32 - La morgue
Le mot « service » sonna comme « collaboration ». Le motif d'Hologramme tenait tant qu'un nouveau meurtre ne serait pas commis, nous l'avions tous compris. Les yeux de Jack semblaient en constante recherche de quelconque effusion d'hémoglobine. Mais cela ne lui ressemblait pas. Si le blond devait commettre un meurtre, nul doute qu'il rendrait la scène grandiose, à hauteur de sa folie. Et surtout, il se débrouillerait seul. Là, il semblait plus un prédateur attendant qu'un piège se referme sur sa proie ; moi, en l'occurrence. Je me tassai ; nourrissant l'espoir naïf qu'il renonce à ses sombres desseins. Mais son sempiternel sourire sadique ne diminuait pas. Ses iris bleus ourlés de longs cils semblaient les plus innocents de toute la zone. A cet instant, j'aurais vendu mon âme pour retrouver le Jack des premiers jours.
Il y eut un silence ; il attendait visiblement que je le questionne par rapport à sa requête, la prise toujours ferme sur le taser. Si je ne pouvais pas m'échapper de cette situation, au moins, je ne lui ferais pas le plaisir de la satisfaire. Cette pensée m'aida un minimum à oublier la menace du taser. Jack ne parut pas le moins du monde contrarié ; au contraire, son rictus s'agrandit.
- Ben alors, t'as perdu ta langue ? ( il fronça les sourcils en une réflexion caricaturale ) Ah, mais je suis bête ! Atlan est vraiment un affamé, quand même...
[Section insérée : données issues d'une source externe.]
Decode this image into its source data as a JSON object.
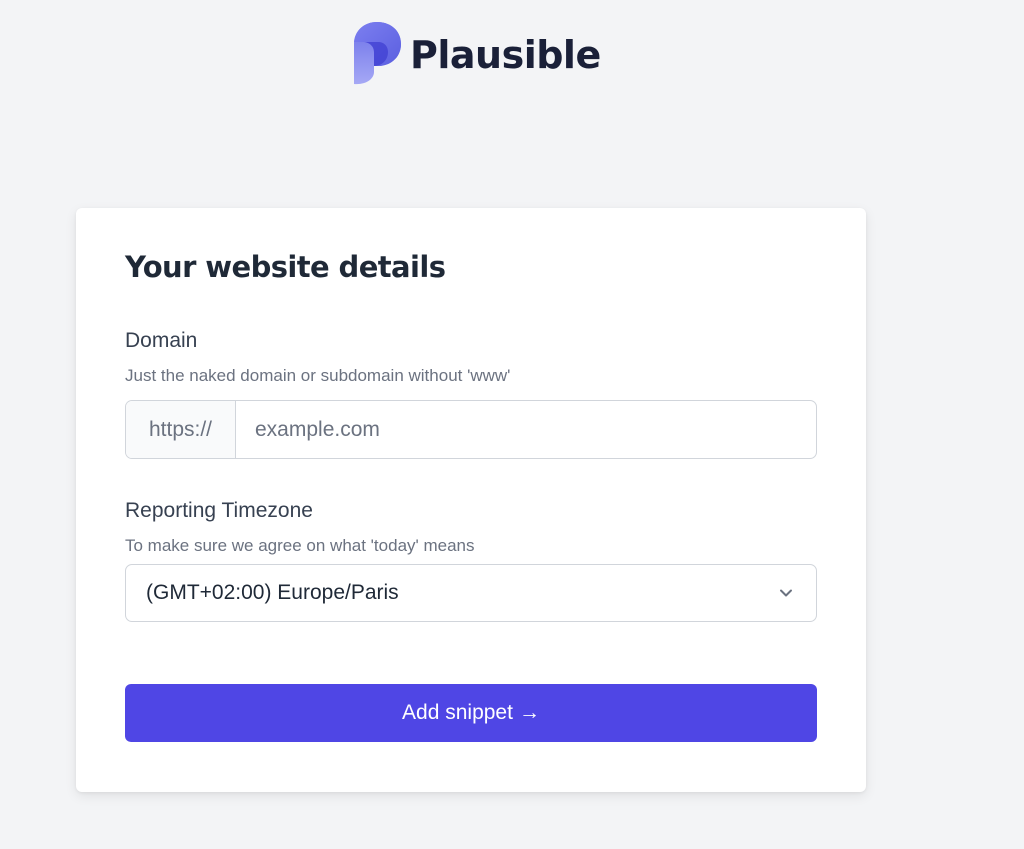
{
  "brand": {
    "name": "Plausible",
    "logo_icon": "plausible-logo-icon",
    "logo_colors": [
      "#5850ec",
      "#8b87f5"
    ]
  },
  "form": {
    "title": "Your website details",
    "domain": {
      "label": "Domain",
      "hint": "Just the naked domain or subdomain without 'www'",
      "prefix": "https://",
      "placeholder": "example.com",
      "value": ""
    },
    "timezone": {
      "label": "Reporting Timezone",
      "hint": "To make sure we agree on what 'today' means",
      "selected": "(GMT+02:00) Europe/Paris",
      "icon": "chevron-down-icon"
    },
    "submit": {
      "label": "Add snippet",
      "arrow": "→",
      "color": "#4f46e5"
    }
  },
  "colors": {
    "background": "#f3f4f6",
    "card": "#ffffff",
    "accent": "#4f46e5"
  }
}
Mon visage se tordit en une expression mêlant confusion, irritation et gêne. Mes joues se transformèrent en charbon ardents alors que mon interlocuteur éclatait d'un rire moqueur.
- C'est trop facile de te mettre mal à l'aise, Caleb ! hoqueta Jack avant de redevenir sérieux en un éclair. Je me suis bien marré, mais j'en oublierai presque l'essentiel. Tu sais, notre petit marché. Je me tais, et tu me rends service.
Il s'apprêtait à continuer lorsque nous ressentîmes un mouvement ; du côté de la porte. C'était presque imperceptible, pourtant Jack tourna la tête vers la porte, arquant un sourcil inquisiteur. Cela ne dura qu'une fraction de seconde mais j'entrevis ma chance de prendre la fuite. J'attrapai fermement la main qui tenait le taser pour faire basculer le blond. Il se reprit directement. Cependant, je parvins à écraser son bras contre le plan de travail. Jack avait beau arborer un sourire sadique, il n'en restait pas moins faible physiquement.
Les yeux du blond étincelèrent lorsqu'il appuya sur la gâchette. Un arc électrique bleu jaillit entre les tiges. De sa main libre il m'attrapa les cheveux. Je me sentis d'un seul coup tiré en arrière, mais je raffermis ma prise. Lâcher le bras de Jack lui laissait le champ libre pour user de son arme. Mais une soudaine douleur au tibia me prit par surprise. Jack, qui venait de me donner un grand coup de pied, en profita pour se placer dans mon dos. Il agrippa le col de ma chemise et je sentis le taser contre ma colonne vertébrale. Je me mordis l'intérieur de la joue, mortifié. J'étais à deux doigts d'arriver à m'enfuir, à le battre. Pourtant, il avait suffit d'un simple coup pour qu'il prenne l'avantage. Mes joues brûlaient de honte et ma jambe me lançait.
- Bien tenté, susurra le blond. Mais je ne sais pas ce que tu t'imagines. Je ne cherche pas à user du motif d'Hologramme ; gagner un jeu comme celui-ci à deux, c'est pas drôle. Tu vas juste m'accompagner quelque part...
Joignant le geste à la parole, il m'obligea à avancer à l'aide du taser, sa main toujours fermée sur mon haut.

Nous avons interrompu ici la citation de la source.